Argentina, al contrario, tiene
muy pocos asuntos e intereses definitorios para movilizar unánimemente a la
opinión pública y que repercutan en el plano mundial. Seguramente uno es el
caso Malvinas, un tema bilateral que ya sabemos lo que nos dolió; otro podría
ser la caída en default, negativo para el país y que encima escapa de nuestro
control. Por eso, apostar todas las fichas a un acuerdo salvador con China era
tan ingenuo, por decirlo suave, como no concurrir al Cuzco a sostener que la
unión sea latinoamericana e incluya a Méjico y demás países
centroamericanos.
Bienvenida, entonces, nuestra apertura a los países del Pacífico, si eso
reafirma un destino peninsular que nos impuso la naturaleza misma, pero que sin
embargo la miopía dirigencial -si no su mezquindad- desmereció o sencillamente
no entendió desde el fondo mismo de nuestra historia.
[1] Ver el artículo de
Carlos Zaffore –“China no debe ser la Inglaterra del siglo XIX”- publicado en
Clarín, 1º/12/04, Sec .Opinión, p. 29.
[2] Sigla inglesa de la
Organización de Cooperación Económica Asia Pacífico, establecida en 1980 por
impulso de Australia y Japón. Está integrada por 21 países ribereños del
Pacífico, los cuales se fueron incorporando paulatinamente. En noviembre de
1994, reunidos en Bogor (Indonesia), decidieron establecer una zona de libre
comercio para 1994, cosa que se debatió ahora en Chile.
[3] María José Etulain, “China y el status de economía de mercado”, en La
Nación, Sec. Comercio Exterior, p. 3, 12/12/04.
[4] Quien desee ampliar éste y otros temas referidos a China puede
consultar en la Biblioteca Central de la UCS, la tesis de la Lic. en Relaciones
Internacionales María Eugenia Vargas Zambrano (posiblemente la persona
que más sabe de China en Salta), titulada China, un país de dos sistemas.
[5] La participación de
la industria nacional en el negocio de juguetes bajó del 55% en 2003 al 40% en
2004. El 72% de los juguetes que circulan en el mercado argentino son de
procedencia china (datos del diario La Nación, 14/12/04).

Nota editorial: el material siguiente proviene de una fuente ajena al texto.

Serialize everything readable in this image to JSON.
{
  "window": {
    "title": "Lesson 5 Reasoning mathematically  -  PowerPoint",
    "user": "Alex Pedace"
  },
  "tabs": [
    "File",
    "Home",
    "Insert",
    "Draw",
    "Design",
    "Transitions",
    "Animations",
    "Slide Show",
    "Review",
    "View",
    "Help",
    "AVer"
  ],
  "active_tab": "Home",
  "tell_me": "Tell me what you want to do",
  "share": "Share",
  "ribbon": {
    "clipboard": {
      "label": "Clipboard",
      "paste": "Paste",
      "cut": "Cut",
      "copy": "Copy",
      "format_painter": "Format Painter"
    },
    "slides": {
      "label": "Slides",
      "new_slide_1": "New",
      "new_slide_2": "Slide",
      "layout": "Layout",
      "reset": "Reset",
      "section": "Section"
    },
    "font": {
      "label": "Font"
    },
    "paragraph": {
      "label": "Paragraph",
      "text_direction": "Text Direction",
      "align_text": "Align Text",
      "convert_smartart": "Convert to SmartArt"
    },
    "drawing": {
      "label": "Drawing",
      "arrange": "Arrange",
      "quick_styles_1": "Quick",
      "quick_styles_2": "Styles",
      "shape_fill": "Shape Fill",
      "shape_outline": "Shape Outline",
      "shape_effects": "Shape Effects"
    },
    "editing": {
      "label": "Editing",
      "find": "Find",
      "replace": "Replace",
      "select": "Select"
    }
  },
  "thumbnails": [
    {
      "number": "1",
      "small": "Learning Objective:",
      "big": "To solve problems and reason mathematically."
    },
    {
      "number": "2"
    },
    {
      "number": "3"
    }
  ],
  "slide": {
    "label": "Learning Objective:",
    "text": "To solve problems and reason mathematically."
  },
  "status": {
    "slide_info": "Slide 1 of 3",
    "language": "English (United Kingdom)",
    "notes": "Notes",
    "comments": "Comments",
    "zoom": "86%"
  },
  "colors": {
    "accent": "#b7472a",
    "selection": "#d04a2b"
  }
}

[6] Por si alguien no los recuerda, son:
estrangulamiento del sector externo, deterioro de la relación de intercambio,
desequilibrio en la balanza de pagos, falta de movilidad social y desigual
distribución en la propiedad y los ingresos, escasez o mala distribución de
núcleos poblacionales, falta de competencia interna y externa.